# Stuck On Old CM Version & Cannot Move Past



## kungwei (Dec 15, 2011)

Since installing CM 10.1-20130411-EXPERIMENTAL-d2tmo-M3 I cannot flash to another ROM. Been trying to move to every other version of CM and the install will fail and abort. I have never seen this problem before, and have no idea what to do. Does anyone have any kind of recommendation to fix this?


----------



## kungwei (Dec 15, 2011)

Tried updating CWM just to see if it made a difference and nothing.

Tried to flash any other ROM and they all fail. Here's what the phone tells me if this helps.

Finding update package...

Opening update package...

Installing update...

assert failed: getprop("ro.bootloader") == "T999

UVDLJA" || getprop("ro.bootloader") == "T9

99UVDLJC" || getprop("ro.bootloader") == "

T999UVDMD5"

E: Error in /data/media/0/pac_d2tmo-22.2.0-rc1.zip

(Status 7)

Installation aborted.


----------



## firejackal (Mar 29, 2012)

I had this happened on my xperia play. One of the roms changed the ro.bootloader with a different variant of the phone. if this is the same thing that happened to you on the d2tmo my advice is to restore the factory image using odin, that should fix it.
The other work around is to modify the update script in the rom you want to flash and remove the line that checks the phone model.

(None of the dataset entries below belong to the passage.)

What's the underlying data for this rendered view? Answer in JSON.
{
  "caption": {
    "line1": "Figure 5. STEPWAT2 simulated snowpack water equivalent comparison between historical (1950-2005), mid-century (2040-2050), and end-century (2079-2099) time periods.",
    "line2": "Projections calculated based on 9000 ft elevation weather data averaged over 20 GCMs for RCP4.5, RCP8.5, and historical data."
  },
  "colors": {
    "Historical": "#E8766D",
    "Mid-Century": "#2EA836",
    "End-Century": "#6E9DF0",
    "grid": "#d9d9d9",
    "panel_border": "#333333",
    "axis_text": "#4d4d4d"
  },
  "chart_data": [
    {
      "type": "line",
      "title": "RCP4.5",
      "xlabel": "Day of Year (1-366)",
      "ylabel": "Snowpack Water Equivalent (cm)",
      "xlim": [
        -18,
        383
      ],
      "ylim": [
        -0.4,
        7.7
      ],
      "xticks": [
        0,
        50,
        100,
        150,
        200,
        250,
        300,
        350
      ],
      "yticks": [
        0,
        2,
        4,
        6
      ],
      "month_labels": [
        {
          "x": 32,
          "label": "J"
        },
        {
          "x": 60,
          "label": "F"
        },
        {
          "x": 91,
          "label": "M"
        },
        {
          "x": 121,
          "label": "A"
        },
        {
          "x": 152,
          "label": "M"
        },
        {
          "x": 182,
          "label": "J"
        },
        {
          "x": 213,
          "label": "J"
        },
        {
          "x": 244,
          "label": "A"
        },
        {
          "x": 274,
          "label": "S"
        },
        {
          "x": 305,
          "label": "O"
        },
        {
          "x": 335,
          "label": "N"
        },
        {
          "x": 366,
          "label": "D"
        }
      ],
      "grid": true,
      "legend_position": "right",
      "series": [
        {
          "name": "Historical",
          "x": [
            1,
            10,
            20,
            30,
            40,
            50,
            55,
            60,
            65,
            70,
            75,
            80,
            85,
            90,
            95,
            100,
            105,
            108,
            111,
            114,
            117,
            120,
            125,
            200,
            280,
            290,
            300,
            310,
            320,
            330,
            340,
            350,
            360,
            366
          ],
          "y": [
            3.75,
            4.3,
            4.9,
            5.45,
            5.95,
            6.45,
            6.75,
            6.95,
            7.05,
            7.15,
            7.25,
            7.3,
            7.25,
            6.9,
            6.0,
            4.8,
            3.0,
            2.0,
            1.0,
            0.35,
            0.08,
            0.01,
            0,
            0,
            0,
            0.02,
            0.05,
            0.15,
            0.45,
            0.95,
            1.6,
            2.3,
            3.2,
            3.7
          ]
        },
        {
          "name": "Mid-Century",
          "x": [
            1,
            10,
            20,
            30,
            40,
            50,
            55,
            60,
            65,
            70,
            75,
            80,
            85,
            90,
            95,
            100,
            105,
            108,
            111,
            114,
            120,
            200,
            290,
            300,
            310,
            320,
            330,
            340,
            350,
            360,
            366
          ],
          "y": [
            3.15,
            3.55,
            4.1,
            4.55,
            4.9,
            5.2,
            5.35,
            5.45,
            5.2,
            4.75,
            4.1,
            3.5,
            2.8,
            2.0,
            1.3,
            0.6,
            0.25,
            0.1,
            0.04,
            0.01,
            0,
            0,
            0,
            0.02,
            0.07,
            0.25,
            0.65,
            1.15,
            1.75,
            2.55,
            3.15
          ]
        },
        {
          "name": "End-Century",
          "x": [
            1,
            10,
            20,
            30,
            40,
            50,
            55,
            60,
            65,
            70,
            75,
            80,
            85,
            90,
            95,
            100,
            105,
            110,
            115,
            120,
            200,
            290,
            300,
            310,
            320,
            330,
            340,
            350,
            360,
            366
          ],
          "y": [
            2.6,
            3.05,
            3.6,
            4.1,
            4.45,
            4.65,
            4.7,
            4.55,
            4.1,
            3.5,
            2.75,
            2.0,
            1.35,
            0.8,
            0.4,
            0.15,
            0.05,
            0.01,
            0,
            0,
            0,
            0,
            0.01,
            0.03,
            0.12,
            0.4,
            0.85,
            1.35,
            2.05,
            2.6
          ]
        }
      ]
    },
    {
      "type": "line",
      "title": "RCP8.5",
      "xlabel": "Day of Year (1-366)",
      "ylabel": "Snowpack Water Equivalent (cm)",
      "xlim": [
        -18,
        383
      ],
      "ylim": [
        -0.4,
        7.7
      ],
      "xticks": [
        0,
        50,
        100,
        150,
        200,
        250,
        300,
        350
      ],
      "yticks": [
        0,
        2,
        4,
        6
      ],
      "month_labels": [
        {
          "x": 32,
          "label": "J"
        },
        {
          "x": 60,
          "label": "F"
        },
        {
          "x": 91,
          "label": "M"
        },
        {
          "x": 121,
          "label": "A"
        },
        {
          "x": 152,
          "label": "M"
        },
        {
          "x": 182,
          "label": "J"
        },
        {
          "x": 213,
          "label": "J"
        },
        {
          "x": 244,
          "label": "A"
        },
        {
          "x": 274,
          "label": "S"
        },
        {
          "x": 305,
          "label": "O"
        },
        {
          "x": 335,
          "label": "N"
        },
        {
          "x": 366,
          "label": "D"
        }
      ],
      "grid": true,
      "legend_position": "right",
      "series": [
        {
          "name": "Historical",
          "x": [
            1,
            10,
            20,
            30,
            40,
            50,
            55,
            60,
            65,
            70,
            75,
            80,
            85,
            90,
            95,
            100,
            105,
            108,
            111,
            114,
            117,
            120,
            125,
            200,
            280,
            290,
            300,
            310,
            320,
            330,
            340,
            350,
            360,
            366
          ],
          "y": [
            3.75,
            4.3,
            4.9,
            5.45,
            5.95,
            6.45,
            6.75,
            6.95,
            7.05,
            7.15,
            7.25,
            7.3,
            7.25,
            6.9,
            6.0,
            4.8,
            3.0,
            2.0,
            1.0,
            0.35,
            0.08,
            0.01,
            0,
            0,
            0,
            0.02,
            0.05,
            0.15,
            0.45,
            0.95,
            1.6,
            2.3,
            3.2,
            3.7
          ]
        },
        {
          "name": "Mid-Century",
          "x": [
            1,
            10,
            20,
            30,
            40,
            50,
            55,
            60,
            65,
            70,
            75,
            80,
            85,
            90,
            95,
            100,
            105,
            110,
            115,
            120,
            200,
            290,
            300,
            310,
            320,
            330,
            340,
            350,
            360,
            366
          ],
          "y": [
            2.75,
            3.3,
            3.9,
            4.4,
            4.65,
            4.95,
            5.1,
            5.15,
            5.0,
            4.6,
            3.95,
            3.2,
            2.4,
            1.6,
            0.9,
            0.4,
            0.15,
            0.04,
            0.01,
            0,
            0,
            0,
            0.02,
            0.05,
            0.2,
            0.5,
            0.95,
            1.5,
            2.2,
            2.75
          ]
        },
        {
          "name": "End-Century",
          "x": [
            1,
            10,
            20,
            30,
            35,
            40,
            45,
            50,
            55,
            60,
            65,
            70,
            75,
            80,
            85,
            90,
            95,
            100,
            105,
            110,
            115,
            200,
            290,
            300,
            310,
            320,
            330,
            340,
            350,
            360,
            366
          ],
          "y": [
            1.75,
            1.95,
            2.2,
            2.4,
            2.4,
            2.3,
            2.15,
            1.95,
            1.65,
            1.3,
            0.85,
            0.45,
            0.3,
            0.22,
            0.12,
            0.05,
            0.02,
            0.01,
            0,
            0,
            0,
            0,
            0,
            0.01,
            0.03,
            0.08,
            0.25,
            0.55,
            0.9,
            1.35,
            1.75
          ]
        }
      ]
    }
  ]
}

Sent from my SGH-T999 using Tapatalk


----------



## kungwei (Dec 15, 2011)

I tried changing the script using this guide http://highonandroid.com/android-roms/how-to-fix-status-7-error-with-cwm-recovery-on-rooted-android/

However, I'm getting either error 4 or 6. I'm probably gonna have to flash the factory image at this point. Thanks for the help.


----------



## kungwei (Dec 15, 2011)

firejackal said:


> I had this happened on my xperia play. One of the roms changed the ro.bootloader with a different variant of the phone. if this is the same thing that happened to you on the d2tmo my advice is to restore the factory image using odin, that should fix it.
> The other work around is to modify the update script in the rom you want to flash and remove the line that checks the phone model.
> 
> Sent from my SGH-T999 using Tapatalk


Ok even the ODIN method is failing when I try to push the stock image in. Any other ideas?


----------



## kungwei (Dec 15, 2011)

bump


----------



## TenderloinShadow (Nov 4, 2011)

just checking, you do have a T-MOBILE galaxy s3 right? the filename of the rom you flashed indicates its for tmobile, but you never said what carrier you have. I'm only bringing it up because if you flashed that on the wrong device you can bork a lot of things.

also, what kind of roms are you flashing right now? by that I mean, are you flashing recently downloaded files, or files that you have flashed before? maybe you got bad downloads and the files are corrupt.

sorry, just trying to brainstorm here. kind of stumped, never had this happen to me before.


----------